Meski rupanya Harimau Perang merupakan perkecualian.
"Kuketahui betapa diriku telah disebut-sebut sebagai pengadu domba, antara para petugas Dewan Peradilan Kerajaan dengan pasukan yang diperbantukan kepada Pangeran Song dalam peristiwa di bekas Taman An Lushan, dan setelah itu diriku diburu Pasukan Hutan Bersayap. Namun untunglah daku berhasil meyakinkan Dou Wenchang dan Huo Xianming bahwa seseorang telah menyaru sebagai diriku, sebagaimana telah memfitnahku dengan membunuhi para penjahat kambuhan itu.

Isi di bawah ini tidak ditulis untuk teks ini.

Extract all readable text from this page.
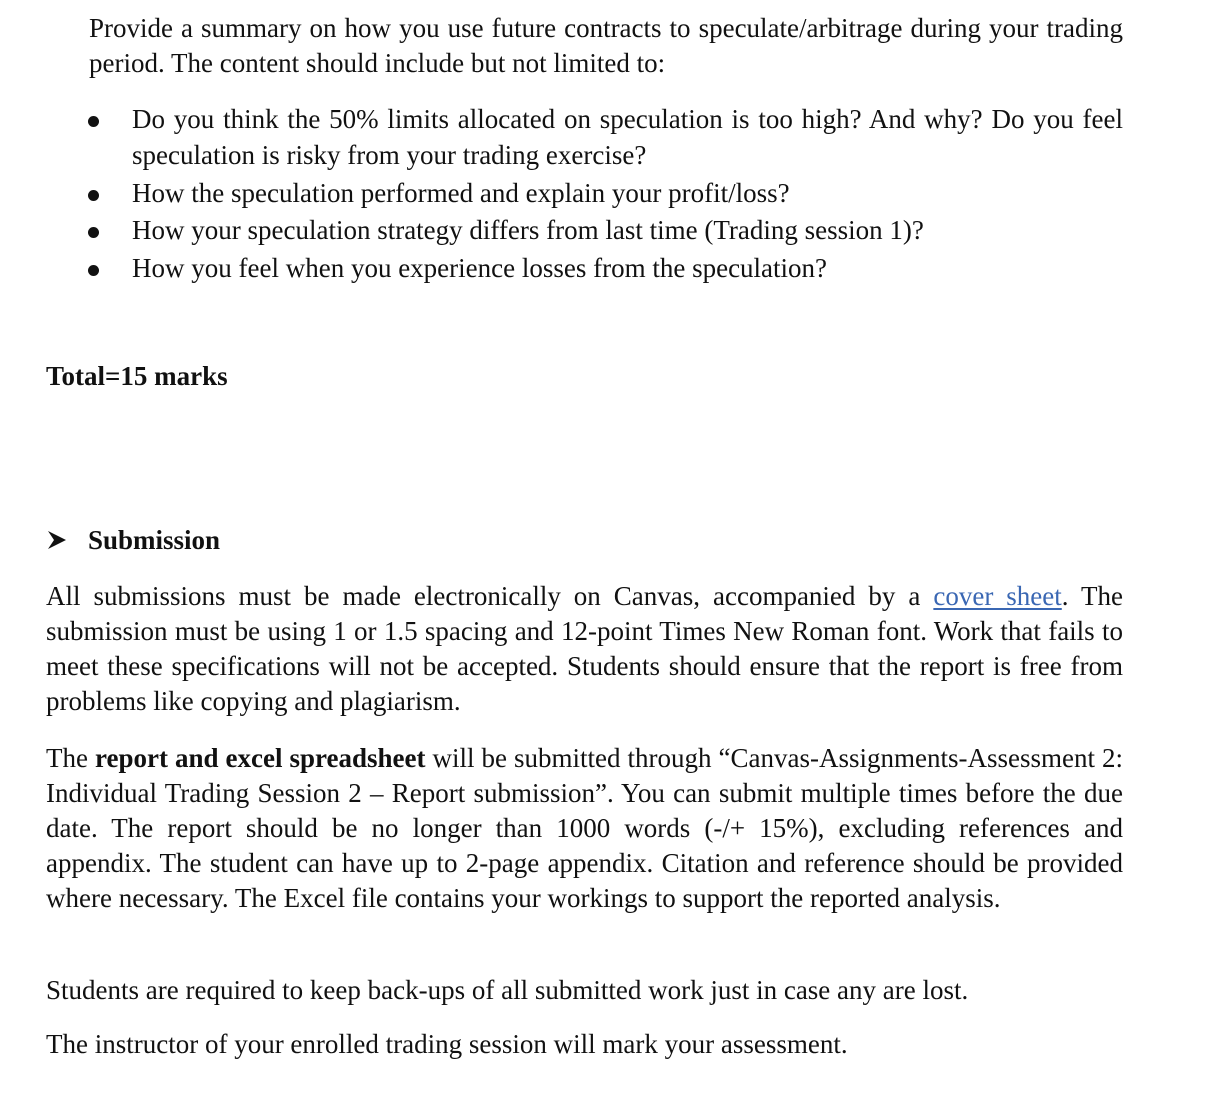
Provide a summary on how you use future contracts to speculate/arbitrage during your trading period. The content should include but not limited to:
Do you think the 50% limits allocated on speculation is too high? And why? Do you feel speculation is risky from your trading exercise?
How the speculation performed and explain your profit/loss?
How your speculation strategy differs from last time (Trading session 1)?
How you feel when you experience losses from the speculation?
Total=15 marks
Submission
All submissions must be made electronically on Canvas, accompanied by a cover sheet. The submission must be using 1 or 1.5 spacing and 12-point Times New Roman font. Work that fails to meet these specifications will not be accepted. Students should ensure that the report is free from problems like copying and plagiarism.
The report and excel spreadsheet will be submitted through “Canvas-Assignments-Assessment 2: Individual Trading Session 2 – Report submission”. You can submit multiple times before the due date. The report should be no longer than 1000 words (-/+ 15%), excluding references and appendix. The student can have up to 2-page appendix. Citation and reference should be provided where necessary. The Excel file contains your workings to support the reported analysis.
Students are required to keep back-ups of all submitted work just in case any are lost.
The instructor of your enrolled trading session will mark your assessment.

"Itulah yang membuatku diloloskan Pasukan Hutan Bersayap sampai bisa masuk kemari. Meskipun begitu, daku tidak bisa begitu saja berpihak kepada kaum huan kuan dan ikut menyingkirkan putra mahkota. Putra mahkota tidak suka kepada kaum huan kuan bukan karena mereka adalah kaum huan kuan, melainkan karena pengaruh mereka yang menancap terlalu kuat ke dalam urusan pemerintahan maupun hampir semua urusan yang sama sekali bukan pekerjaan mereka.

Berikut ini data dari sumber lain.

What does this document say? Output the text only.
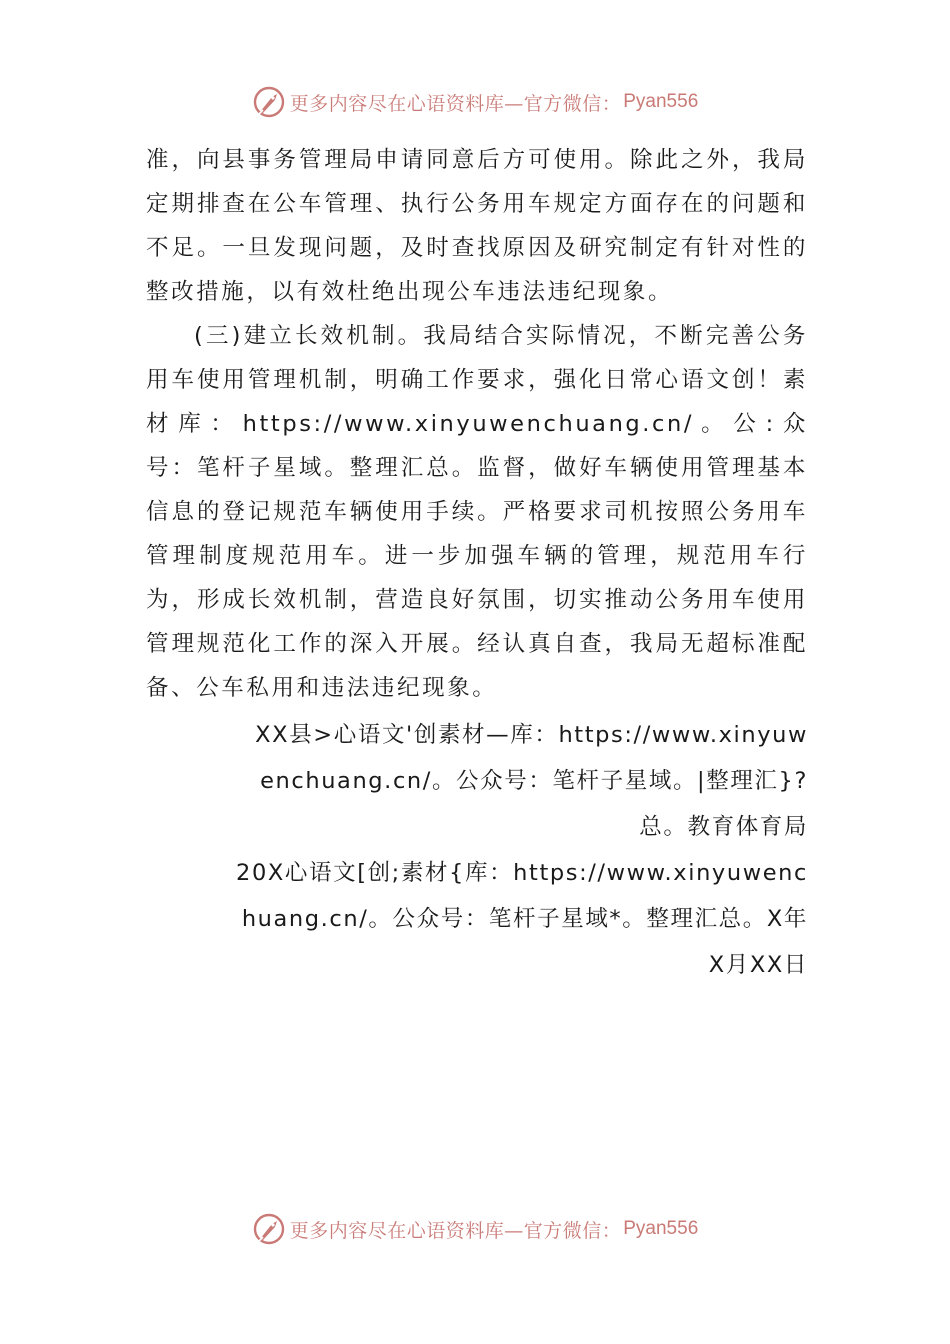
更多内容尽在心语资料库—官方微信： Pyan556

准，向县事务管理局申请同意后方可使用。除此之外，我局定期排查在公车管理、执行公务用车规定方面存在的问题和不足。一旦发现问题，及时查找原因及研究制定有针对性的整改措施，以有效杜绝出现公车违法违纪现象。

(三)建立长效机制。我局结合实际情况，不断完善公务用车使用管理机制，明确工作要求，强化日常心语文创！素材库：https://www.xinyuwenchuang.cn/。公:众号：笔杆子星域。整理汇总。监督，做好车辆使用管理基本信息的登记规范车辆使用手续。严格要求司机按照公务用车管理制度规范用车。进一步加强车辆的管理，规范用车行为，形成长效机制，营造良好氛围，切实推动公务用车使用管理规范化工作的深入开展。经认真自查，我局无超标准配备、公车私用和违法违纪现象。

XX县>心语文'创素材—库：https://www.xinyuwenchuang.cn/。公众号：笔杆子星域。|整理汇}?总。教育体育局

20X心语文[创;素材{库：https://www.xinyuwenchuang.cn/。公众号：笔杆子星域*。整理汇总。X年X月XX日

更多内容尽在心语资料库—官方微信： Pyan556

"Kalau kaum huan kuan ini bekerja sesuai dengan tugas mereka saja, dan hanya bekerja dalam bidang lain jika memang memiliki kepandaian dalam bidang tersebut, tentu Pangeran Song juga tidak akan keberatan dengan keberadaan mereka di istana sebagai pelayan maupun pelayan keluarga maharaja. Jadi jalan keluar masalah ini bukanlah menyingkirkan putra mahkota, karena kelak sebagai maharaja ditakutkan akan menyingkirkan kaum huan kuan, melainkan justru penyesuaian kaum huan kuan dalam pengabdian terhadap maharaja, yang setiap zamannya pasti berbeda."
Harimau Perang berhenti di sana. Dalam gelap kami saling berpandangan. Kami tidak terlalu yakin sekarang, apakah buruan kami ini memang bijak atau sebetulnyalah sangat licin serta licik sekali. (bersambung)
1. Fung Yu-lan, A Short History of Chinese Philosophy (1948), h. 57.